La investigación que este miércoles llevó a la Guardia Civil a registrar dependencias de la Diputación Provincial de Cádiz tiene también una derivada que despierta interés en Tarifa. Entre las personas investigadas figura el empresario portuense Pascual Llopis Otero, quien durante varios años estuvo vinculado a la explotación de la discoteca Palo Verde, un establecimiento que protagonizó numerosos problemas administrativos antes de su cierre definitivo.

El operativo, dirigido por un juzgado de Sevilla y desarrollado bajo secreto de sumario, incluyó registros en despachos de la Diputación gaditana y en distintos negocios y propiedades del empresario en El Puerto de Santa María. Los agentes realizaron, entre otras actuaciones, el volcado de equipos informáticos y la recopilación de documentación relacionada con expedientes que forman parte de la investigación judicial, centrada en un presunto delito de blanqueo de capitales.

Desde la Diputación Provincial confirmaron la actuación de los agentes, precisando que la petición se centró en documentación vinculada a expedientes de contratos de patrocinio gestionados por el Área de Planificación, Coordinación y Desarrollo Estratégico. La institución aseguró haber colaborado plenamente con la Guardia Civil, facilitando el acceso a toda la información requerida.

Las diligencias también se extendieron a varios establecimientos hosteleros, oficinas y al domicilio particular de Pascual Llopis, un empresario ampliamente conocido en El Puerto de Santa María por su actividad en el sector del ocio, la restauración y por formar parte de la organización del festival Puro Latino.

La conexión con Tarifa

Aunque la investigación se desarrolla principalmente entre Cádiz y Sevilla, el nombre de Llopis resulta familiar en Tarifa por su etapa al frente de la sociedad Akbar Tarifa S.L., mercantil que gestionó la explotación de la discoteca Palo Verde, situada en la calle Batalla del Salado.

El local se convirtió durante varias temporadas estivales en uno de los principales espacios de ocio nocturno del municipio, especialmente entre el público joven y el turismo, gracias a una programación basada en sesiones de DJ y fiestas temáticas.

No obstante, la actividad del establecimiento estuvo marcada por continuas incidencias administrativas.
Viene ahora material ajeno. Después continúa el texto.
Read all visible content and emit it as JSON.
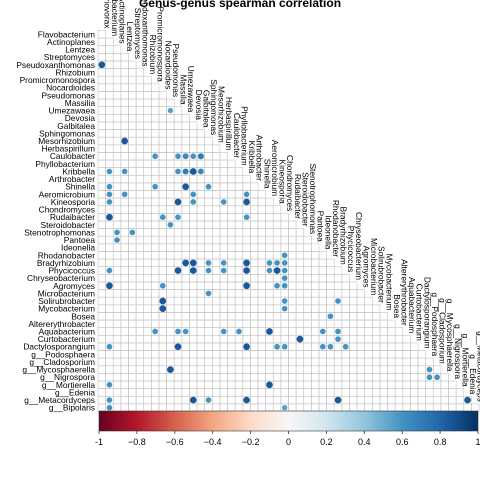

El Ayuntamiento de Tarifa llegó a dictar resoluciones que impedían su funcionamiento debido a diversas irregularidades. Aunque posteriormente se promovieron actuaciones para adaptar el negocio a la normativa vigente y recuperar la actividad, la reapertura nunca llegó a consolidarse y la discoteca terminó cerrando definitivamente.

La presencia empresarial de Llopis en Tarifa también quedó reflejada en distintos expedientes municipales relacionados con licencias de obras, autorizaciones de actividad y ocupación de la vía pública tramitados por la citada sociedad.

Reacciones políticas

La actuación de la Guardia Civil ha provocado las primeras reacciones en el ámbito político provincial. El secretario general del PSOE de Cádiz, Juan Carlos Ruiz Boix, reclamó explicaciones y transparencia al equipo de gobierno de la Diputación tras conocerse los registros practicados en dependencias provinciales. Los socialistas consideran que, una vez se conozca el alcance de las diligencias, deberán asumirse las responsabilidades que correspondan.

Por el momento, la investigación permanece bajo secreto judicial y ni la Guardia Civil ni el juzgado instructor han facilitado información sobre el origen concreto de las diligencias ni sobre el alcance de las posibles responsabilidades que pudieran derivarse de las mismas. Mientras tanto, el operativo sitúa nuevamente en el foco público a un empresario cuya actividad empresarial tuvo también una etapa significativa en Tarifa, donde gestionó uno de los locales de ocio nocturno  —y también más controvertidos— de los últimos años.